Ironically, Don smoked Silk Cuts—a company which famously sponsored Jaguar at Le Mans—until the day in 2018 that pancreatic cancer took his life, at the age of 83.
DeltaWing
Panoz Motor Sports’ “dare to be different” ethos behind the Esperante made a clear mark on Don, who adopted the radical DeltaWing for the 2012 season. Panoz and designer Ben Bowlby worked in tight partnership with Chip Ganassi Racing and Dan Gurney’s All American Racers to make the arrow-head race car come to fruition.
The DeltaWing was Bowlby’s alternative to the growing similarities between contemporary prototype cars, operating under the theory that by halving the weight and aerodynamic drag, you could get away with winning races on less horsepower, and thus, less fuel. The design was initially pitched as a new spec chassis for IndyCar, but after the committee denied it upon returning to Dallara, Panoz stepped in to convince the ACO that the DeltaWing deserved a spot in “Garage 56” as an experimental exhibition car.
The arrow-shaped DeltaWing thoroughly succeeded at its goal of improving fuel and tire consumption with its efficient design, but the attention to weight and tight packaging ended up contributing to the DeltaWing’s stalled development. Despite showing lap times that traded blows with the Prototypes in 2012, its first race in the experimental Garage 56 class was met by a door-slam from Toyota’s LMP1 entry, which promptly put it into the wall. “We’ve just got to win a goddamn race. To finish first, first you have to finish,” Don told Autoweek in 2016. “We have technology we want to prove—we don’t want to prove how quickly we can rebuild cars.”

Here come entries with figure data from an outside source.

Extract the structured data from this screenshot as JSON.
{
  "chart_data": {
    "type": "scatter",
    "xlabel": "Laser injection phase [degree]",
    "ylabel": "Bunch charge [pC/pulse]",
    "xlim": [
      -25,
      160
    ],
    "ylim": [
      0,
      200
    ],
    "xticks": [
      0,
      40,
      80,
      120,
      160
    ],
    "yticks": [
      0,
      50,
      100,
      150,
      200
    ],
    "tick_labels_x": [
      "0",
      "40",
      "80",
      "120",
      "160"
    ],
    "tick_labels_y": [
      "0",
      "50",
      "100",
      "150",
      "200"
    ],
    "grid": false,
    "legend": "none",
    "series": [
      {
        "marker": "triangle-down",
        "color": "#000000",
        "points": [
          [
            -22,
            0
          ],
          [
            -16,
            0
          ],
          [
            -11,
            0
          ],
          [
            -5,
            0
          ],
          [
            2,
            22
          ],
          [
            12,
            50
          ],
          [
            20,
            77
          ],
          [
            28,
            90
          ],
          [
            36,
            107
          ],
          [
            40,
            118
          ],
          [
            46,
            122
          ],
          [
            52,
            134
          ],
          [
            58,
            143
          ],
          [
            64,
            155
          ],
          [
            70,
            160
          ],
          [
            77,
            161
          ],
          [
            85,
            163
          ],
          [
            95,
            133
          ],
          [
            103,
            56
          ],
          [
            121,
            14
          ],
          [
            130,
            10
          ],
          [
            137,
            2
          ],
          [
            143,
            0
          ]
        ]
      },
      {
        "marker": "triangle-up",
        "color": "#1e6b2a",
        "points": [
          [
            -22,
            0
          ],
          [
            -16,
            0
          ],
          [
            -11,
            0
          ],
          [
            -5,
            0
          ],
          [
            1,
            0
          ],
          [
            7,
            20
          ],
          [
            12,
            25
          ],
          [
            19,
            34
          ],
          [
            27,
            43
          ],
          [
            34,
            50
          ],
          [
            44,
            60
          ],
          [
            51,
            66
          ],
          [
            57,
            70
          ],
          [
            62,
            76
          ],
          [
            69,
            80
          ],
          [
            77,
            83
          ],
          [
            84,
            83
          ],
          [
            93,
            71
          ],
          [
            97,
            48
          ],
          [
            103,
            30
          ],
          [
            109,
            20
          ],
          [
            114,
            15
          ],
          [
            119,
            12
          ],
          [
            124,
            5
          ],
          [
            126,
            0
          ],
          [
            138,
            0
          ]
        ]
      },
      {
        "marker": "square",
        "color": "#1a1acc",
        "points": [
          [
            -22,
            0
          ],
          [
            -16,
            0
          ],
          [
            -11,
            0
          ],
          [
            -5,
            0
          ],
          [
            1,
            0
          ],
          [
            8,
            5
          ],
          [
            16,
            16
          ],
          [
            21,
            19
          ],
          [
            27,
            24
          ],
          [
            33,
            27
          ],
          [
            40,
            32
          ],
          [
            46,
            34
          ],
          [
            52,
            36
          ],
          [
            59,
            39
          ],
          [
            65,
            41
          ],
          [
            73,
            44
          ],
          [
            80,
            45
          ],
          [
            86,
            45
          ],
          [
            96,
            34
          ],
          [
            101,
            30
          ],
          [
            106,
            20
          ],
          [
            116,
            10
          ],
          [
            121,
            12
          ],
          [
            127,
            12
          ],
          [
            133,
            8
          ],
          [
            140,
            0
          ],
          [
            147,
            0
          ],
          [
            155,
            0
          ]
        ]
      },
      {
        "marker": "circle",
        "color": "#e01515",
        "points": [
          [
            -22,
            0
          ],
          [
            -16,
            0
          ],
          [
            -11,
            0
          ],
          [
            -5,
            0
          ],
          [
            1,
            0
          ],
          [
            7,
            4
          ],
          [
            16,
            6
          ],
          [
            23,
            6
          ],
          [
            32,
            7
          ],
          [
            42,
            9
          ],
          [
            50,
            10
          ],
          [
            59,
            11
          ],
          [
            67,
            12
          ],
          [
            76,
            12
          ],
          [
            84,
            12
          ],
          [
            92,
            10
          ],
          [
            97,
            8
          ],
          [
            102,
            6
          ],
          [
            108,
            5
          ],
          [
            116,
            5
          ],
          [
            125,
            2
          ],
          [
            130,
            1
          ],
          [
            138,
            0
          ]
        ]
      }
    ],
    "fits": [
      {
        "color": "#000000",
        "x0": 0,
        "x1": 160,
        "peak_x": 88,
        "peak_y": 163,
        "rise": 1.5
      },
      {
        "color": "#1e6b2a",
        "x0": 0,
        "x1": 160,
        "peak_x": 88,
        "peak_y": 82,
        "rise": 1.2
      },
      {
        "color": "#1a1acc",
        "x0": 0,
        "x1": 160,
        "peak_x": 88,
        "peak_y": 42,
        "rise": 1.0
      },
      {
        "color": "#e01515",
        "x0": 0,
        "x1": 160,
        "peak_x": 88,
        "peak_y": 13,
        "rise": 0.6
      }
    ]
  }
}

Unfortunately for the legacy of the DeltaWing, Don would instead spend his time proving that his former partner, Bowlby, had been poached by Nissan to steal trade secrets about the DeltaWing program. The car’s future came to a fork in the road; Bowlby was ready to move on from the project while Don wished to build a streetcar out of the platform and continue racing it.
As the DeltaWing’s engine supplier, Nissan had a complicated and tepid relationship with the project but grew to understand that the narrow-track chassis had several advantages. In 2014, Nissan’s new EV Garage 56 entry, the ZEOD RC, looked suspiciously familiar to Panoz and Ganassi, spurring a lengthy legal battle over trade secrets that was settled amid undisclosed terms in 2016.